Aesthetic nurses raised a 100% in favour vote at the recent Journal of Aesthetic Nursing (JAN) Annual Conference to support the motion that they have no confidence in non-healthcare professionals providing cosmetic injectables. This positive stance was picked up by some media outlets and praised by the industry.

To that end, many are now also signing a petition asking for beauty therapists to be stopped from injecting fillers and toxins. One comment in support of the petition summed up the sentiment displayed - "The general public deserves protection from unqualified people who have no idea of the risks they are encouraging unsuspecting clients to take."

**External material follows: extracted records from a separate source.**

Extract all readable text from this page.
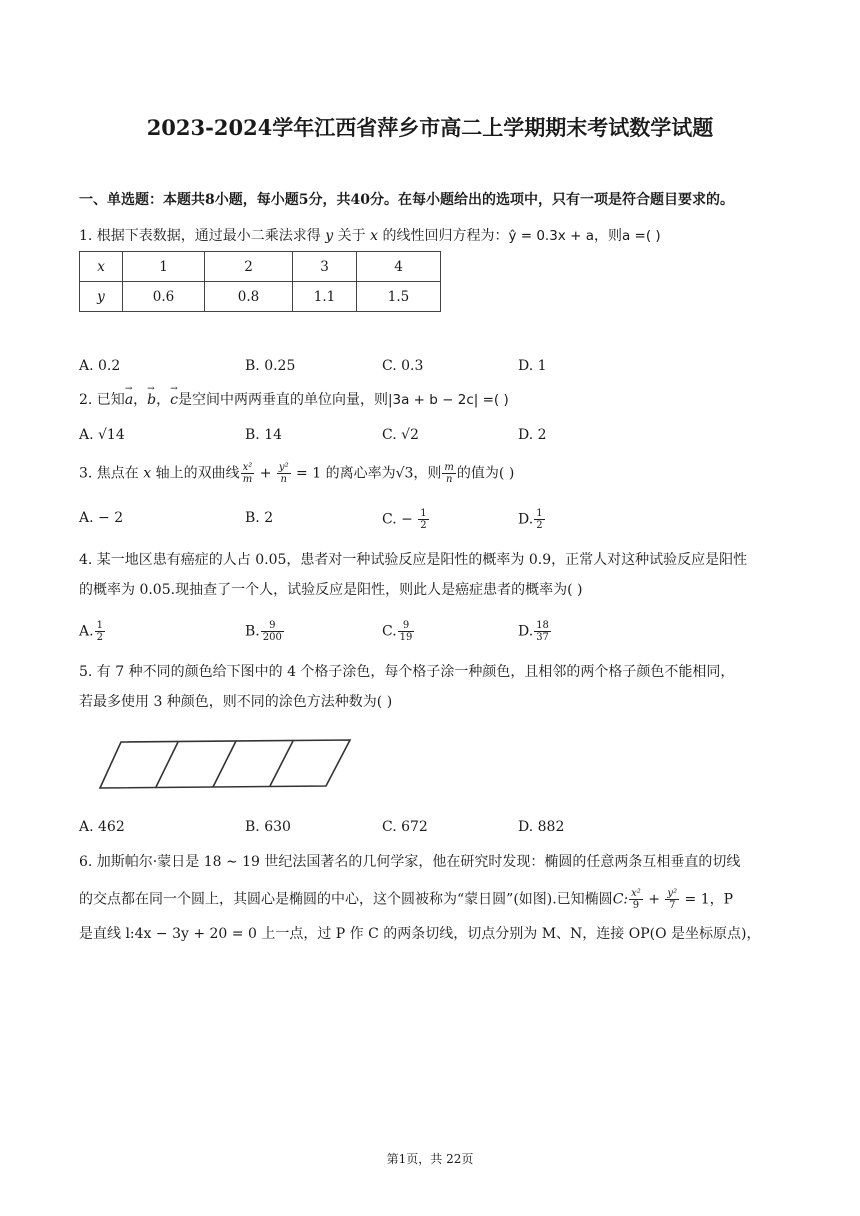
2023-2024学年江西省萍乡市高二上学期期末考试数学试题
一、单选题：本题共8小题，每小题5分，共40分。在每小题给出的选项中，只有一项是符合题目要求的。
1. 根据下表数据，通过最小二乘法求得 y 关于 x 的线性回归方程为：ŷ = 0.3x + a，则a =( )
x	1	2	3	4
y	0.6	0.8	1.1	1.5
A. 0.2	B. 0.25	C. 0.3	D. 1
2. 已知→ a，→ b，→ c是空间中两两垂直的单位向量，则|3a + b − 2c| =( )
A. √14	B. 14	C. √2	D. 2
3. 焦点在 x 轴上的双曲线 $\frac{\text{x²}}{m} + \frac{\text{y²}}{n} = 1$ 的离心率为√3，则 $\frac{m}{n}$ 的值为( )
A. − 2	B. 2	C. − $\frac{1}{2}$	D. $\frac{1}{2}$
4. 某一地区患有癌症的人占 0.05，患者对一种试验反应是阳性的概率为 0.9，正常人对这种试验反应是阳性
的概率为 0.05.现抽查了一个人，试验反应是阳性，则此人是癌症患者的概率为( )
A. $\frac{1}{2}$	B. $\frac{9}{200}$	C. $\frac{9}{19}$	D. $\frac{18}{37}$
5. 有 7 种不同的颜色给下图中的 4 个格子涂色，每个格子涂一种颜色，且相邻的两个格子颜色不能相同，
若最多使用 3 种颜色，则不同的涂色方法种数为( )
A. 462	B. 630	C. 672	D. 882
6. 加斯帕尔·蒙日是 18 ∼ 19 世纪法国著名的几何学家，他在研究时发现：椭圆的任意两条互相垂直的切线
的交点都在同一个圆上，其圆心是椭圆的中心，这个圆被称为“蒙日圆”(如图).已知椭圆C: $\frac{\text{x²}}{9} + \frac{\text{y²}}{7} = 1$，P
是直线 l:4x − 3y + 20 = 0 上一点，过 P 作 C 的两条切线，切点分别为 M、N，连接 OP(O 是坐标原点)，
第1页，共 22页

As a provider of quality information about cosmetic interventions available in the UK, and holder of a directory of clinics in the UK and Ireland, Consulting Room take steps to vet the regulatory compliance of all who subscribe for inclusion. It gives you some peace of mind that basic checks about medical oversight have been done for all the clinics listed. This doesn't take away from doing your own research about a clinic or practitioner that you are thinking about visiting for treatment. Ask about qualifications and training, how long someone has been performing a treatment, which product brands they use and all the benefits and risks from treatment. If you feel satisfied with the information provided, then go ahead. If any alarms bells ring, or you feel uncomfortable, then move on and contact another clinic.